Так вот оно что! Вот отчего они сидят такими небольшими группками и так тихо разговаривают, доверительно прижавшись друг к другу! Это кафе для педерастов!

Конечно, приходилось слышать о том, что бывают такие заведения, но ведь никогда не предполагаешь, что можешь попасть в одно из них. Хотя, что тут такого удивительного — на вывеске ведь такое не пишется. Как и на лбу у педераста не написано о его сексуальной ориентации… Хотя и не про каждого это скажешь, вот у парня, севшего к Щелкунчику, как раз все было написано на лице…

Парень, кстати, обиженно надув губы, уже собирался пересесть за другой столик, подальше от такого грубияна, но Щелкунчик вовремя остановил его.

— Послушай, — сказал он негромко. — Тут что, только ваши собираются? Ты не обижайся на меня, я же не знал…

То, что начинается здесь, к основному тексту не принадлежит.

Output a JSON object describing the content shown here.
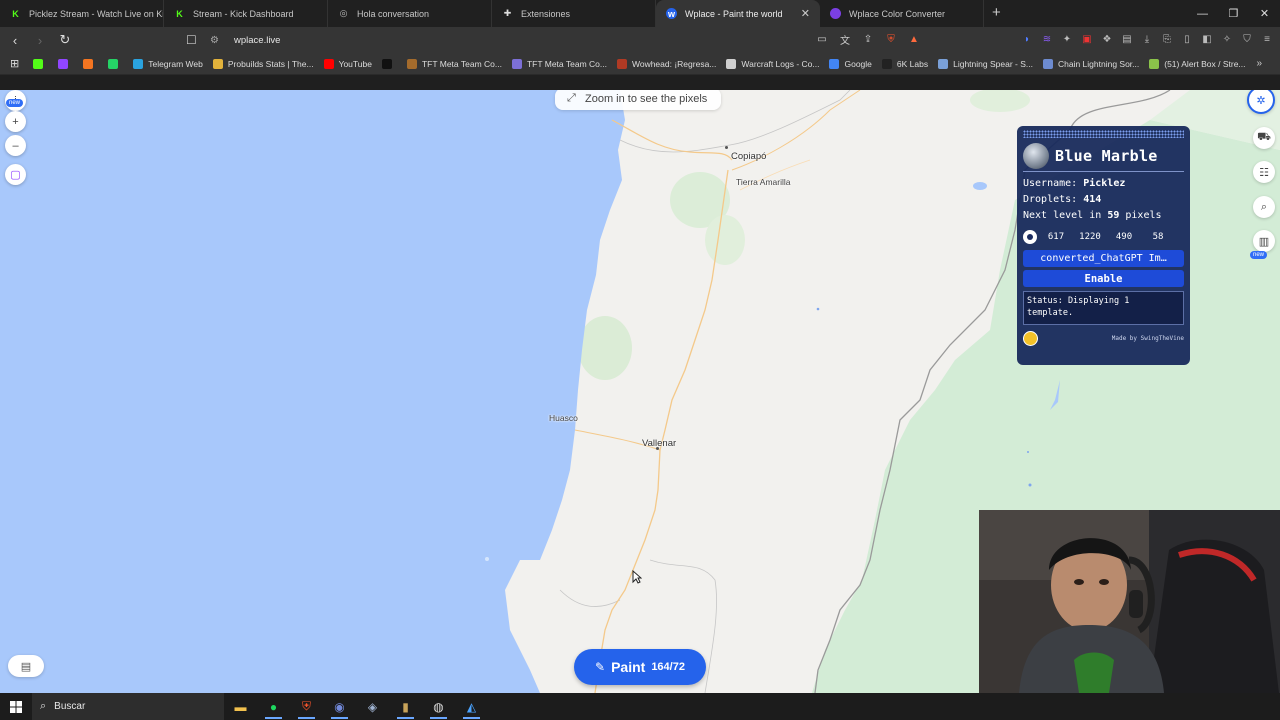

— Ну да, — ответил парень. — Тут все свои. Бывает, заходят посторонние, как вот ты, например. Но и они, как правило, тоже своими оказываются. Вот я и посмотрел — такой симпатичный мужчина. — Парень плотоядно взглянул на Щелкунчика с вновь пробуждающимся интересом. Наверное, у него мелькнула надежда, что все еще закончится хорошо, что Щелкунчик «отойдет» и еще станет вести себя нормально. То есть пойдет с ним и сделает все, что требуется этому мужчине-женщине…

Но нет, дальше разговаривать было уже бессмысленно. Парень сказал все, что Щелкунчику было нужно.

— Все, отвали отсюда, — сказал он, и парень, посмотрев на него, понял, что не нужно настаивать и навязываться. С тяжелым вздохом парень пожал плечами и раздраженно произнес:

— Ну как хочешь, красавчик… Потом жалеть будешь… Ты знаешь, я очень ласковый. Очень, ты себе не представляешь, все даже удивляются…

Щелкунчик встал и направился к двери. Ему все стало ясно и больше не хотелось тут находиться. Нормальный человек может сколько угодно уговаривать себя, что он неплохо относится к педерастам, что он терпим к меньшинствам, но на самом деле все это сплошной самообман. Все равно страшная непреодолимая брезгливость остается, с этим уж ничего не поделаешь…

Конечно, правильно, что их перестали сажать в тюрьму и вообще преследовать. Но и хорошо к ним относиться — тоже душа не лежит. Может, они и хорошие люди, однако природу не перепрыгнешь…

Щелкунчик забрался к себе в машину и решил подождать «клиента» здесь. Кроме всего прочего, он опасался, что его дальнейшее пребывание в этом специфическом кафе привлечет к нему внимание еще кого-то, а в конце концов и самого гражданина Кислякова. А этого следовало избежать.

Сидя в машине, Щелкунчик со смущением размышлял о педерастах и вообще об особенностях человеческой натуры.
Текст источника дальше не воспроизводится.